From our very beginning, Reconstructionists have experimented tirelessly with ideas, practices and institutions. In spite of our small size, we have contributed innovations that have been widely adopted. They include:
- First bat mitzvah
- Concept of Jewish peoplehood
- Understanding that Jews who married non-Jews do not intend to exit the Jewish community
- Embrace of LGBTQ Jews as community members and leaders
All of these and other commitments were originally received as controversial and disruptive before they were ultimately embraced. Our principled and affirmative approach and the extraordinary people who are drawn to it, demonstrate how Jewish life and the Jewish people can flourish in an open society.
Transformative Commitments and Innovations Today
We are a speedboat scouting out what is ahead and then figuring out how to marry the richness of Jewish wisdom and teaching with the realities and potential of contemporary life so that we can be at once deeply rooted and boldly relevant.

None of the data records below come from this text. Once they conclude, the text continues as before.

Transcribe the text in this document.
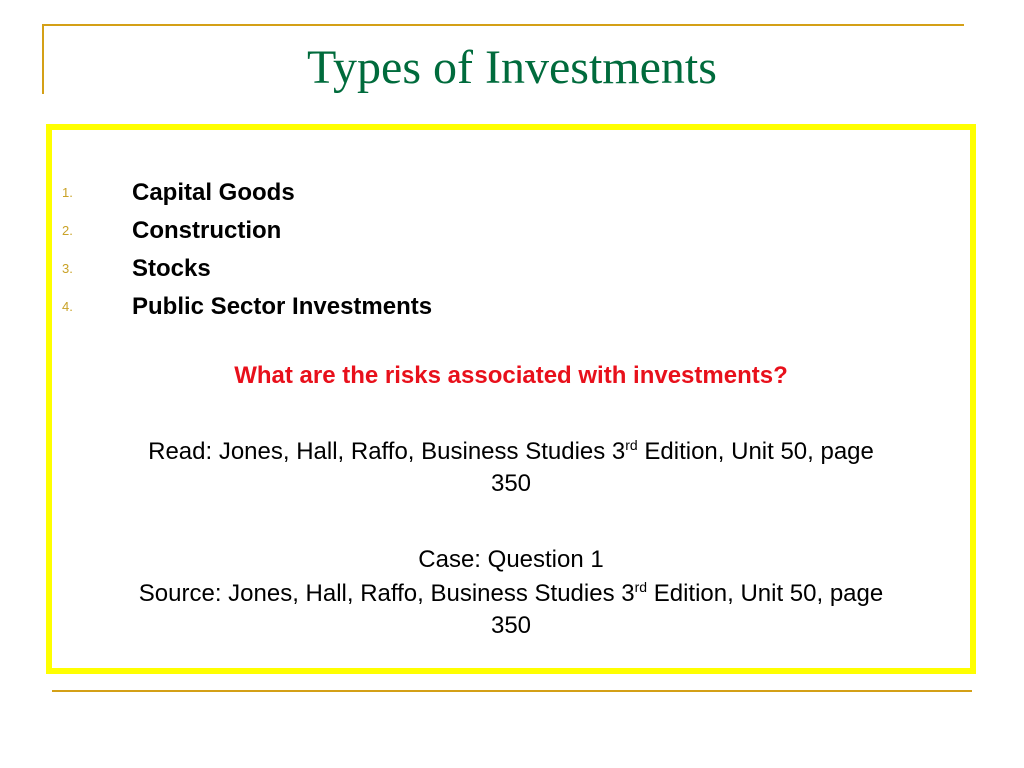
Types of Investments
1. Capital Goods
2. Construction
3. Stocks
4. Public Sector Investments
What are the risks associated with investments?
Read: Jones, Hall, Raffo, Business Studies 3rd Edition, Unit 50, page
350
Case: Question 1
Source: Jones, Hall, Raffo, Business Studies 3rd Edition, Unit 50, page
350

Today, the Reconstructionist movement remains at the cutting edge:
- We insist on sustaining relationships across difference, especially in relation to conversations about Israel and Palestine.
- We continually explore new expressions of community and how to make the richest possible connection between communal life “online” and “on land.”
- We have set aside the idea of the Jews as “the chosen people” and champion Jewish particularism without embracing chauvinism.
- We have a robust commitment to democracy in Jewish practice and in the very structure of our movement.
- We join and lead Jewish efforts to dismantle systemic racism and to advance racial diversity, equity and inclusion.
- We co-create communities where people of all abilities can experience and participate fully and meaningfully in Jewish life.
Perhaps most importantly, we are working to reconstruct “belonging” for the 21st century. We continue the work of gathering together the fringes, bringing the margins to the center, with the full understanding that this repeated practice will transform us and that these transformations will ultimately strengthen us.
Our contemporary justice commitments are around centering the voices and experiences of Jews of color, nonbinary folks, people from different socioeconomic classes and people with different abilities and working to break down structures and systems that work against equity and inclusion.